University of Edinburgh
School of Mathematics and BioSS
Date: Friday 17th Feb, 15:10 Location: JCMB 6201
Speaker: Catalina Vallejos, UCL and Alan Turing Institute
Title: BASiCS: Bayesian Analysis of Single Cell Sequencing data
Abstract: Recently, single-cell mRNA sequencing (scRNA-seq) has emerged as a novel tool for quantifying gene expression profiles of individuals cells. These assays can provide novel insights into a tissue's function and regulation. However, besides experimental issues, statistical analysis of scRNA-seq data is itself a challenge. In particular, a prominent feature of scRNA-seq experiments is strong measurement error. This is reflected by (i) technical dropouts, where a gene is expressed in a cell but its expression is not captured through sequencing and (ii) poor correlation between expression measurements of technical replicates. Critically, these effects must be taken into account in order to reveal biological findings that are not confounded by technical variation.

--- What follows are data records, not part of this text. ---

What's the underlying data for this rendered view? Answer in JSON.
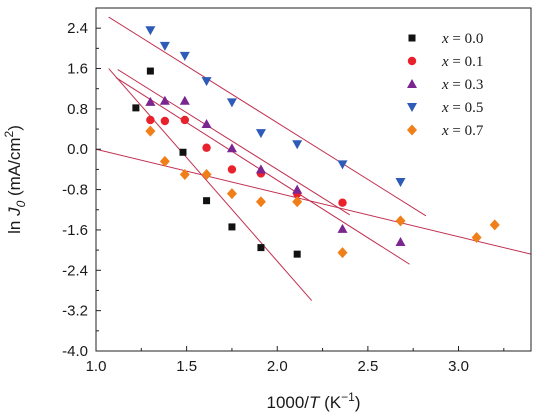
{
  "chart_data": {
    "type": "scatter",
    "xlabel": {
      "prefix": "1000/",
      "var": "T",
      "suffix": " (K",
      "sup": "−1",
      "close": ")"
    },
    "ylabel": {
      "prefix": "ln ",
      "var": "J",
      "sub": "0",
      "units": " (mA/cm",
      "sup": "2",
      "close": ")"
    },
    "xlim": [
      1.0,
      3.4
    ],
    "ylim": [
      -4.0,
      2.8
    ],
    "x_ticks": [
      1.0,
      1.5,
      2.0,
      2.5,
      3.0
    ],
    "x_tick_labels": [
      "1.0",
      "1.5",
      "2.0",
      "2.5",
      "3.0"
    ],
    "y_ticks": [
      2.4,
      1.6,
      0.8,
      0.0,
      -0.8,
      -1.6,
      -2.4,
      -3.2,
      -4.0
    ],
    "y_tick_labels": [
      "2.4",
      "1.6",
      "0.8",
      "0.0",
      "-0.8",
      "-1.6",
      "-2.4",
      "-3.2",
      "-4.0"
    ],
    "legend_position": "top-right",
    "fit_line_color": "#c03050",
    "series": [
      {
        "name": "x = 0.0",
        "name_var": "x",
        "name_rest": " = 0.0",
        "marker": "square",
        "color": "#111111",
        "points": [
          [
            1.22,
            0.82
          ],
          [
            1.3,
            1.55
          ],
          [
            1.48,
            -0.06
          ],
          [
            1.61,
            -1.02
          ],
          [
            1.75,
            -1.54
          ],
          [
            1.91,
            -1.95
          ],
          [
            2.11,
            -2.08
          ]
        ],
        "fit": [
          [
            1.07,
            1.6
          ],
          [
            2.19,
            -3.0
          ]
        ]
      },
      {
        "name": "x = 0.1",
        "name_var": "x",
        "name_rest": " = 0.1",
        "marker": "circle",
        "color": "#e8212c",
        "points": [
          [
            1.3,
            0.58
          ],
          [
            1.38,
            0.56
          ],
          [
            1.49,
            0.58
          ],
          [
            1.61,
            0.03
          ],
          [
            1.75,
            -0.4
          ],
          [
            1.91,
            -0.48
          ],
          [
            2.11,
            -0.88
          ],
          [
            2.36,
            -1.06
          ]
        ],
        "fit": [
          [
            1.12,
            1.58
          ],
          [
            2.4,
            -1.3
          ]
        ]
      },
      {
        "name": "x = 0.3",
        "name_var": "x",
        "name_rest": " = 0.3",
        "marker": "triangle-up",
        "color": "#7b2590",
        "points": [
          [
            1.3,
            0.94
          ],
          [
            1.38,
            0.96
          ],
          [
            1.49,
            0.96
          ],
          [
            1.61,
            0.5
          ],
          [
            1.75,
            0.02
          ],
          [
            1.91,
            -0.4
          ],
          [
            2.11,
            -0.8
          ],
          [
            2.36,
            -1.58
          ],
          [
            2.68,
            -1.84
          ]
        ],
        "fit": [
          [
            1.11,
            1.42
          ],
          [
            2.73,
            -2.28
          ]
        ]
      },
      {
        "name": "x = 0.5",
        "name_var": "x",
        "name_rest": " = 0.5",
        "marker": "triangle-down",
        "color": "#2e5ab8",
        "points": [
          [
            1.3,
            2.36
          ],
          [
            1.38,
            2.05
          ],
          [
            1.49,
            1.85
          ],
          [
            1.61,
            1.35
          ],
          [
            1.75,
            0.93
          ],
          [
            1.91,
            0.32
          ],
          [
            2.11,
            0.1
          ],
          [
            2.36,
            -0.3
          ],
          [
            2.68,
            -0.65
          ]
        ],
        "fit": [
          [
            1.07,
            2.62
          ],
          [
            2.82,
            -1.32
          ]
        ]
      },
      {
        "name": "x = 0.7",
        "name_var": "x",
        "name_rest": " = 0.7",
        "marker": "diamond",
        "color": "#f07f1a",
        "points": [
          [
            1.3,
            0.36
          ],
          [
            1.38,
            -0.24
          ],
          [
            1.49,
            -0.5
          ],
          [
            1.61,
            -0.5
          ],
          [
            1.75,
            -0.88
          ],
          [
            1.91,
            -1.04
          ],
          [
            2.11,
            -1.04
          ],
          [
            2.36,
            -2.05
          ],
          [
            2.68,
            -1.42
          ],
          [
            3.1,
            -1.75
          ],
          [
            3.2,
            -1.5
          ]
        ],
        "fit": [
          [
            1.0,
            0.0
          ],
          [
            3.4,
            -2.08
          ]
        ]
      }
    ]
  }
}
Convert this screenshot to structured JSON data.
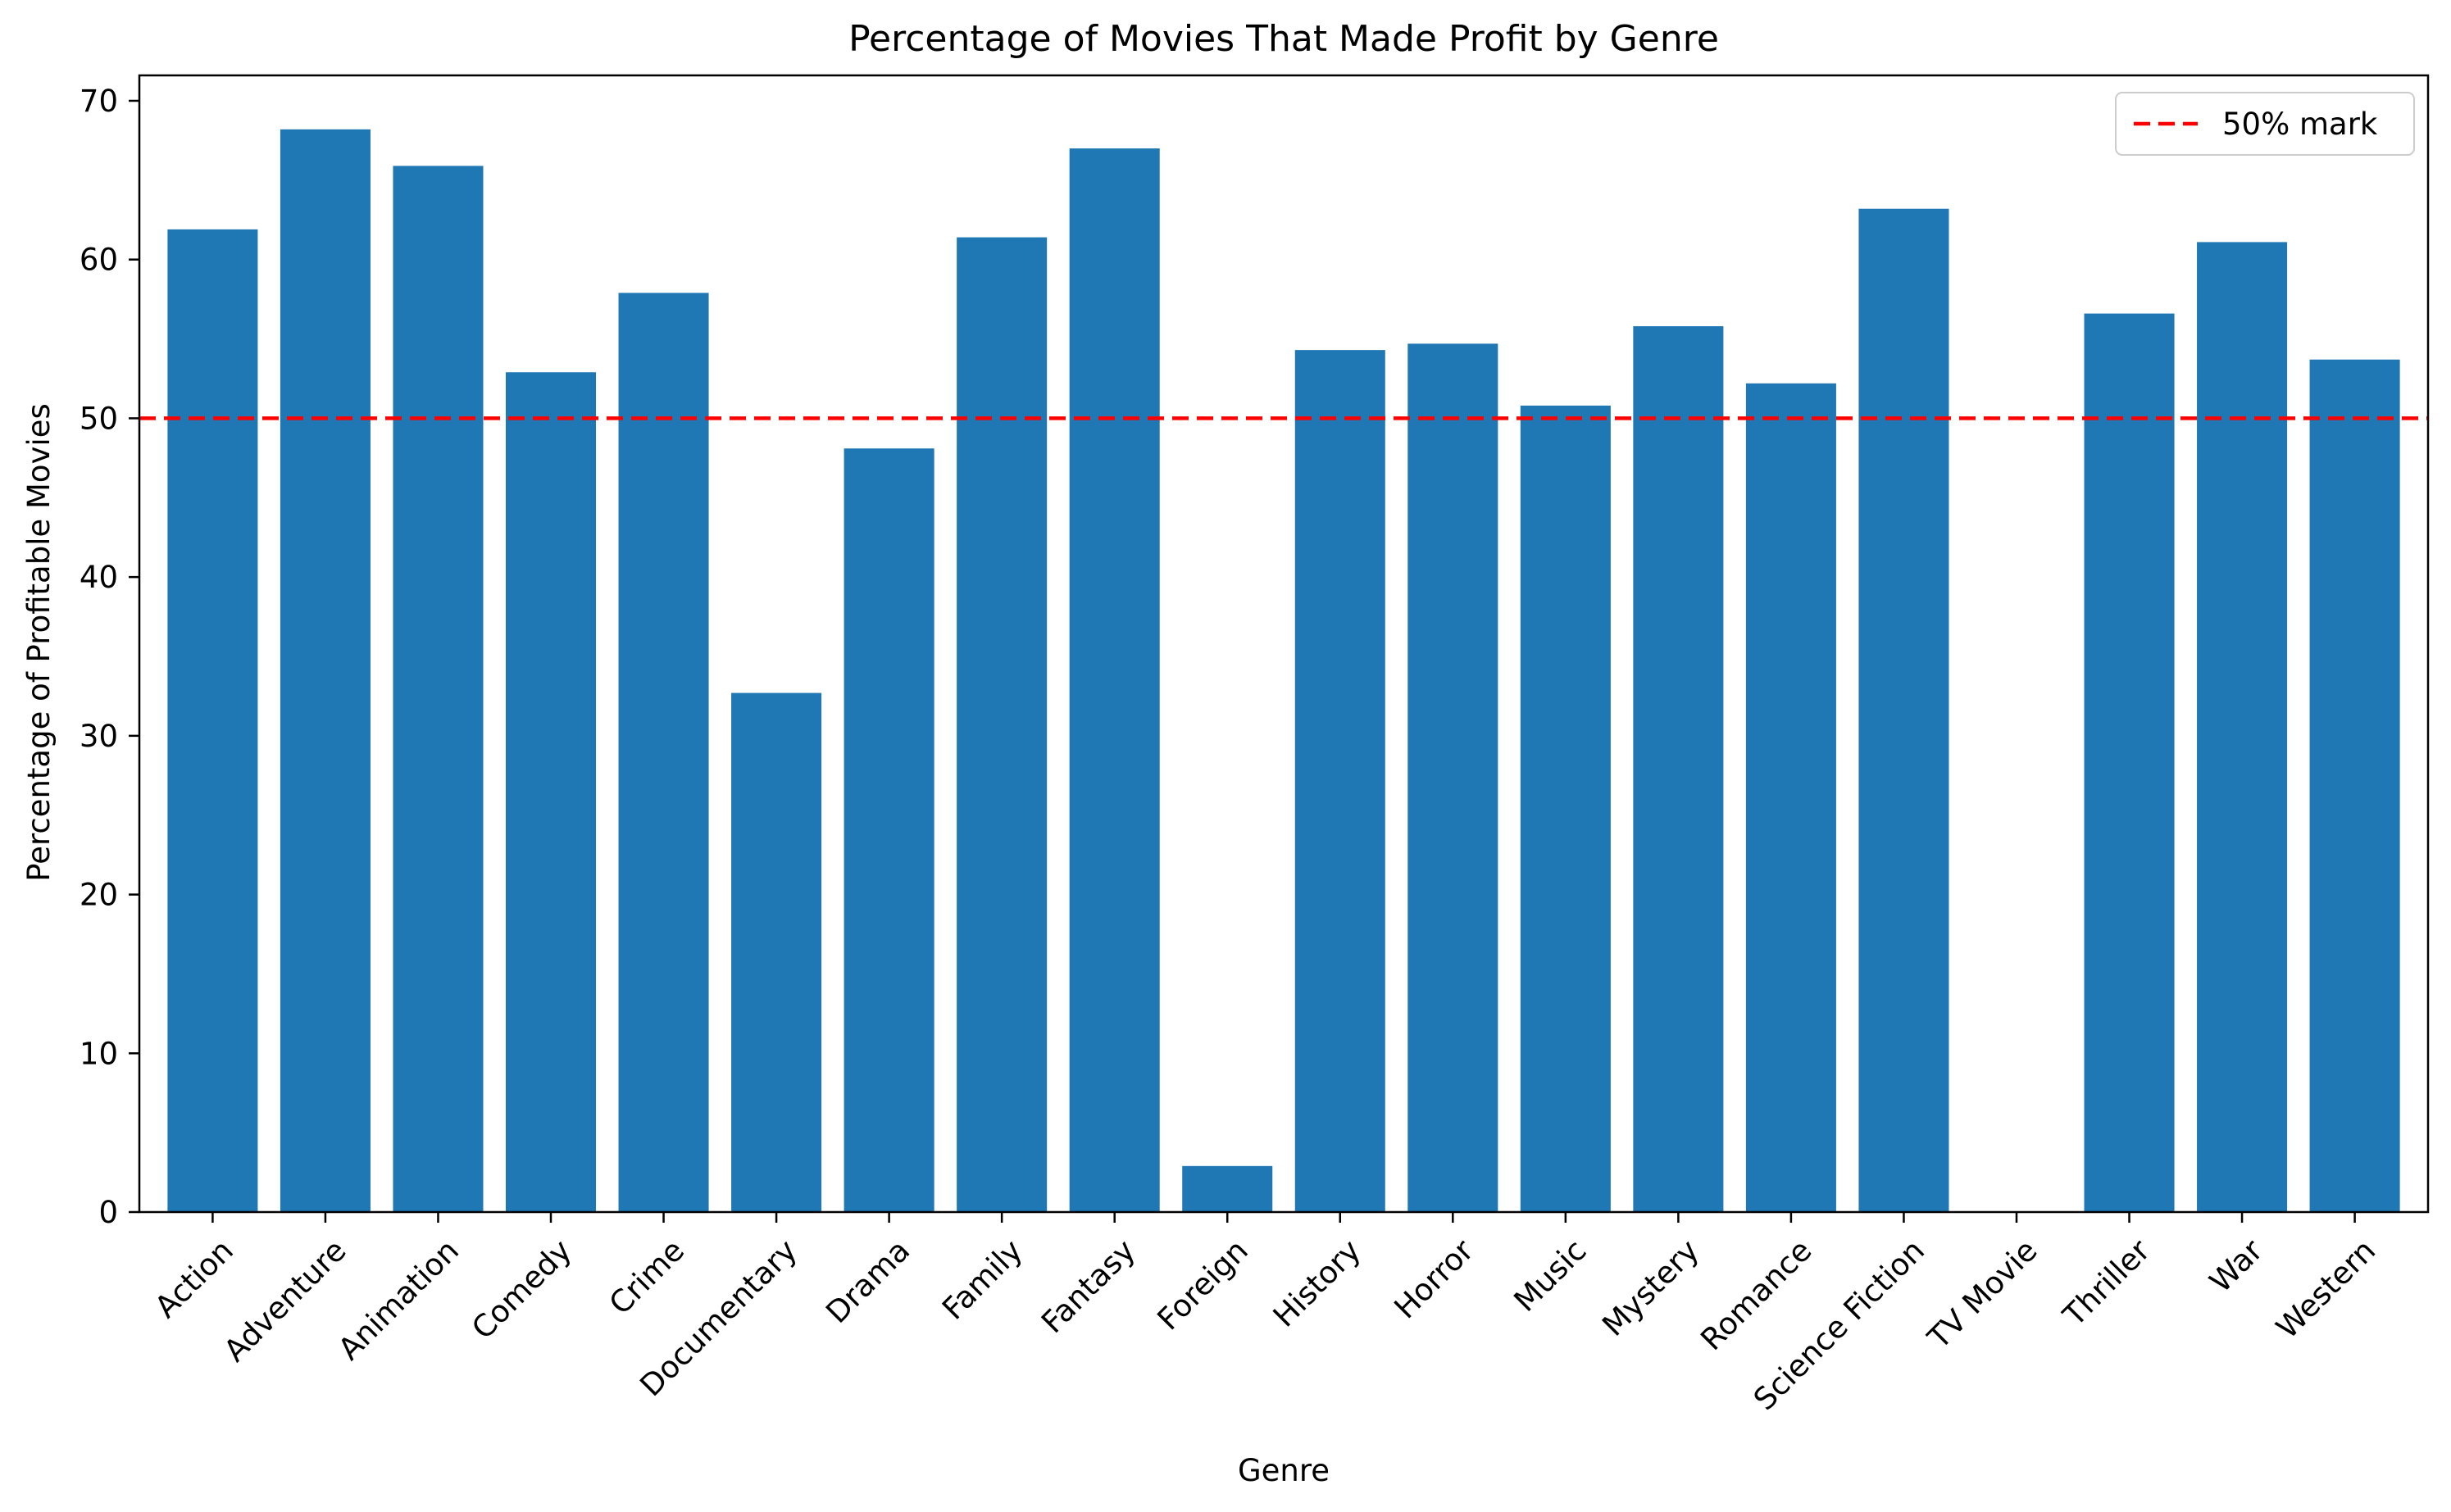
{
  "chart_data": {
    "type": "bar",
    "title": "Percentage of Movies That Made Profit by Genre",
    "xlabel": "Genre",
    "ylabel": "Percentage of Profitable Movies",
    "ylim": [
      0,
      71.6
    ],
    "yticks": [
      0,
      10,
      20,
      30,
      40,
      50,
      60,
      70
    ],
    "grid": false,
    "legend_position": "top-right",
    "bar_color": "#1f77b4",
    "categories": [
      "Action",
      "Adventure",
      "Animation",
      "Comedy",
      "Crime",
      "Documentary",
      "Drama",
      "Family",
      "Fantasy",
      "Foreign",
      "History",
      "Horror",
      "Music",
      "Mystery",
      "Romance",
      "Science Fiction",
      "TV Movie",
      "Thriller",
      "War",
      "Western"
    ],
    "series": [
      {
        "name": "",
        "values": [
          61.9,
          68.2,
          65.9,
          52.9,
          57.9,
          32.7,
          48.1,
          61.4,
          67.0,
          2.9,
          54.3,
          54.7,
          50.8,
          55.8,
          52.2,
          63.2,
          0,
          56.6,
          61.1,
          53.7
        ]
      }
    ],
    "reference_line": {
      "value": 50,
      "label": "50% mark",
      "color": "#ff0000",
      "style": "dashed"
    }
  }
}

In this talk I introduce BASiCS (Bayesian Analysis of Single-Cell Sequencing data) [1,2], an integrative approach to jointly infer biological and technical effects in scRNA-seq datasets. It builds upon a Bayesian hierarchical modelling framework, based on a Poisson formulation. BASiCS uses a vertical integration approach, exploiting a set of "gold-standard" genes in order to quantify technical artifacts. Additionally, it provides a probabilistic decision rule to identify (i) key drivers of heterogeneity within a population of cells and (ii) changes in gene expression patterns between multiple populations (e.g. experimental conditions or cell types). More recently, we extended BASiCS to experimental designs where gold-standard genes are not available using a horizontal integration framework, where technical variation is quantified through the borrowing of information from observations across multiple groups of samples (e.g. sequencing batches that are not confounded with the biological effect of interest). Control experiments validate our method's performance and a case study suggests that novel biological insights can be revealed.
Our method is implemented in R and available at https://github.com/catavallejos/BASiCS.
[1] Vallejos, Marioni and Richardson (2015) PLoS Computational Biology
[2] Vallejos, Richardson and Marioni (2016) Genome Biology
This seminar is a part of Maxwell Institute seminar series.